How can you incorporate appreciation into your organizational culture and day-to-day work?
• Be reflective. Developing a consistent reflection practice helps us strengthen energy, celebrate our successes, better understand our strengths and identify barriers to success. Take time during the day to check in with how you’re doing and feeling and to reflect on your progress. This practice can help reduce anxiety and provide a much-needed new perspective.
• Move your body. Exercise plays a critical role in stress/anxiety management, improved focus and productivity, disease prevention and sleep quality. Set movement goals that fit your lifestyle, life stage, schedule, level of health and more. Remember to be realistic and flexible. Don’t let the perfect be the enemy of the good when it comes to exercise. All movement counts.
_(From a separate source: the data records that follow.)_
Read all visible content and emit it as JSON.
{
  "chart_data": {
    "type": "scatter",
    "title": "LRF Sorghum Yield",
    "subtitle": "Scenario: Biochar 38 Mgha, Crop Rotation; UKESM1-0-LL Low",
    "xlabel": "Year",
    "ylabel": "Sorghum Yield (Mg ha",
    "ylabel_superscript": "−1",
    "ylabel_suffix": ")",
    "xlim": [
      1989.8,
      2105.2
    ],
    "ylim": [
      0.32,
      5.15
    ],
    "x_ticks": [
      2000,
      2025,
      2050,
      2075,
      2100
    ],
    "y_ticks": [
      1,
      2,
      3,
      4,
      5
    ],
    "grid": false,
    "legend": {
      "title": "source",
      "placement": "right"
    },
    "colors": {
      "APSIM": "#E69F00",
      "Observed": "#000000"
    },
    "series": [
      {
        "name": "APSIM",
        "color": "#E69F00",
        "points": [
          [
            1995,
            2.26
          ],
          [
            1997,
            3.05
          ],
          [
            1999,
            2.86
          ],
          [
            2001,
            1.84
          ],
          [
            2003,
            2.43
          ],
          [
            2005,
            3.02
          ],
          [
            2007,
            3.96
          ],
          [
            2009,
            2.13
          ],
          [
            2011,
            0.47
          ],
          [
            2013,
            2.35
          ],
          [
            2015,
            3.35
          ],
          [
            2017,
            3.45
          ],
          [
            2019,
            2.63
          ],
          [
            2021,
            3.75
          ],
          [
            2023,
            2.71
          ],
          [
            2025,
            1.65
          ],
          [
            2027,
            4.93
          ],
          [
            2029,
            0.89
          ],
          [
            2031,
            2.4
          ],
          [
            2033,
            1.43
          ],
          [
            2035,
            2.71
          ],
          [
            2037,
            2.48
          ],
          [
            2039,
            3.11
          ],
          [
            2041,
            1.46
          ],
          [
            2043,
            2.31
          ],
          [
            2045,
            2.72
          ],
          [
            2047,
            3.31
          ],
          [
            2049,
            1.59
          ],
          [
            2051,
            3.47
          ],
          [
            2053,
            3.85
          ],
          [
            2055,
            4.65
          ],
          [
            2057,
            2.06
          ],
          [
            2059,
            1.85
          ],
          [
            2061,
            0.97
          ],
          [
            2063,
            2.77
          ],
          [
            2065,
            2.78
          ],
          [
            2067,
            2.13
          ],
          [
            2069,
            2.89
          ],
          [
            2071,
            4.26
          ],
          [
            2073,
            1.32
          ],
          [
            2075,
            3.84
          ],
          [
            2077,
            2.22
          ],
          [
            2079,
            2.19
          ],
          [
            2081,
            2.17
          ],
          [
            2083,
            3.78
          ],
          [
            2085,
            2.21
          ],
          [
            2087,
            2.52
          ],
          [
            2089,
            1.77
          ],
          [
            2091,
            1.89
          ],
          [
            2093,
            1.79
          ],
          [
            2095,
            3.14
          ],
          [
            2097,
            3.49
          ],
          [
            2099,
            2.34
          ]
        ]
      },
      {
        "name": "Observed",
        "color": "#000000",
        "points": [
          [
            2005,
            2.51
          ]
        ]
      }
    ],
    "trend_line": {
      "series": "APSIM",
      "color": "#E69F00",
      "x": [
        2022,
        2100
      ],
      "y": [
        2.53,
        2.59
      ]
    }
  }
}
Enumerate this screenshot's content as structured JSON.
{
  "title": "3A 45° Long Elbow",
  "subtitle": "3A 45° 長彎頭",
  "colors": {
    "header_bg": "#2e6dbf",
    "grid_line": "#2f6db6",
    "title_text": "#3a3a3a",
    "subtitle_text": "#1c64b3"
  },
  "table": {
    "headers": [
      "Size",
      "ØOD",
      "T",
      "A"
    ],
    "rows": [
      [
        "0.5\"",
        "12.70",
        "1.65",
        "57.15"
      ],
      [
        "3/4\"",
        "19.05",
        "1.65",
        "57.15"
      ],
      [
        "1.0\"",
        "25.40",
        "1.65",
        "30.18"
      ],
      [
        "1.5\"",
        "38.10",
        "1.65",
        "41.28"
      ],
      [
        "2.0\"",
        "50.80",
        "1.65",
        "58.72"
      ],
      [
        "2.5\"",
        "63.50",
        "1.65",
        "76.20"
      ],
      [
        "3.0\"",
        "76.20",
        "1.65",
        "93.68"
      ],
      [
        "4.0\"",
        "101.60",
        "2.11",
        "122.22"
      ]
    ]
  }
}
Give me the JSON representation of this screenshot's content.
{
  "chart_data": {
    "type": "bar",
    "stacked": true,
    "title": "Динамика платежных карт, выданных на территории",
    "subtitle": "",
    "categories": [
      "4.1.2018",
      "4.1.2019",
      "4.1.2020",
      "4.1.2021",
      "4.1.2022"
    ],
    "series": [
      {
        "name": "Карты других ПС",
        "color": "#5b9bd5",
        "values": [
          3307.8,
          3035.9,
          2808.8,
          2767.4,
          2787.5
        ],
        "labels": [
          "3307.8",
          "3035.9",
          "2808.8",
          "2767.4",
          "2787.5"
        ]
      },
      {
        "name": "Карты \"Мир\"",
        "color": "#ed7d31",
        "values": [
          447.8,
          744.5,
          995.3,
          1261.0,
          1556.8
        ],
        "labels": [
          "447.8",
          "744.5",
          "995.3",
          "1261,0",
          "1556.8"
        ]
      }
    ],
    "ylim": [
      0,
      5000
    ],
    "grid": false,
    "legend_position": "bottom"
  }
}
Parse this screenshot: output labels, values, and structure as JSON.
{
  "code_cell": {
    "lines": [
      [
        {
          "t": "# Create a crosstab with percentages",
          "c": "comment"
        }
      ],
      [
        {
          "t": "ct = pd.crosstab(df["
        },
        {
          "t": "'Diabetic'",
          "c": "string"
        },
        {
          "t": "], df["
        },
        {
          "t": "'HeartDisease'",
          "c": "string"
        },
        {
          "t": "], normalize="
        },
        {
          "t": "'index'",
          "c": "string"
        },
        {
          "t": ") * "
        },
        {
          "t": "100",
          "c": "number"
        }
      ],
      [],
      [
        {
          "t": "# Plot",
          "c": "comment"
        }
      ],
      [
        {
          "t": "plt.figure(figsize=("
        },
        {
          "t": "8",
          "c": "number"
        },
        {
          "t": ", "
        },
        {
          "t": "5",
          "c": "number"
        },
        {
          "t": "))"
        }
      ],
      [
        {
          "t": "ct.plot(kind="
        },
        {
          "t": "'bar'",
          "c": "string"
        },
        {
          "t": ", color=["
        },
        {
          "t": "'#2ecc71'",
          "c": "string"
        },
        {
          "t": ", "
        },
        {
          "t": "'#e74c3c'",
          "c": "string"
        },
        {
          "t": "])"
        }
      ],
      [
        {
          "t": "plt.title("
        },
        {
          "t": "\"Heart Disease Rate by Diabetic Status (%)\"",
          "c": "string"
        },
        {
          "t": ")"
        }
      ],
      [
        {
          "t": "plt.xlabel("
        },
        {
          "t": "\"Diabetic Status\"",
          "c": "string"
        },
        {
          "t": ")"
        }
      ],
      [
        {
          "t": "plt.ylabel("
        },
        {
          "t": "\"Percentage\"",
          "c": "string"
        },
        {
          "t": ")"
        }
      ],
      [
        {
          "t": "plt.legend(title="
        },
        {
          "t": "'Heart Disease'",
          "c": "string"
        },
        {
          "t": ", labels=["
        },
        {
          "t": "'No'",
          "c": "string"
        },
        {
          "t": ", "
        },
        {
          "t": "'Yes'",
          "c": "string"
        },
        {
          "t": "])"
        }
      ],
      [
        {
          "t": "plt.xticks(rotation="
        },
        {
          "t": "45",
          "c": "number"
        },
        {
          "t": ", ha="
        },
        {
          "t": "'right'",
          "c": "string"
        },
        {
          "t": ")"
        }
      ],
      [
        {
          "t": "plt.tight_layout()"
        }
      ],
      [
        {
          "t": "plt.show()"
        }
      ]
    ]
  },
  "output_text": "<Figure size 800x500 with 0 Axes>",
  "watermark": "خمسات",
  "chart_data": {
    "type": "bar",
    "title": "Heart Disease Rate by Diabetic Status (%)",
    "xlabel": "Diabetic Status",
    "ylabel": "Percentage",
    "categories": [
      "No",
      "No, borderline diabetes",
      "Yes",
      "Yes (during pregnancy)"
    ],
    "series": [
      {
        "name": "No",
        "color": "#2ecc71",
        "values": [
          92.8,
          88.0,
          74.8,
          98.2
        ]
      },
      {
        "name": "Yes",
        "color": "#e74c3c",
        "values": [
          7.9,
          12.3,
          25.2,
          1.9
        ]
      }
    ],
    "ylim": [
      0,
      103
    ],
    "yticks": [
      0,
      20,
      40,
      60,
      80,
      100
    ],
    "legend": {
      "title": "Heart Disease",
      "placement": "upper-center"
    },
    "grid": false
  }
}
• Nourish your body. Since our brains are working hard 24/7, they require a constant supply of fuel, which comes from the food we eat. What we eat directly affects the structure and function of our brains and our mood. Selecting high-quality, nourishing food fuels our brain for productivity and our bodies for better energy and longevity.
• Drink more water. An adequate water intake has the power to improve mood and reduce tension. Water carries oxygen and fuel to our cells and flushes out bodies of toxins. It cushions our joints and regulates our temperature, not to mention that it’s an easy addition to a daily routine.
• Get more sleep. Sleep plays a vital role in helping us manage stress and anxiety, fight illness/disease and improve focus and clarity. In fact, sleep is now regarded by many wellness professionals as “the single most effective thing you can do to reset your brain and body for health.”
Share these daily practice ideas with employees and develop some all-in team challenges or initiatives that incentivize participation and reward progress. Support each other by sharing wins and challenges.
And remember that strong employee well-being is foundational to thriving organizational cultures and business outcomes.
The pandemic and our work lives may be changing, but employees continue to need support and empathy as they manage change, ongoing stress and exhaustion.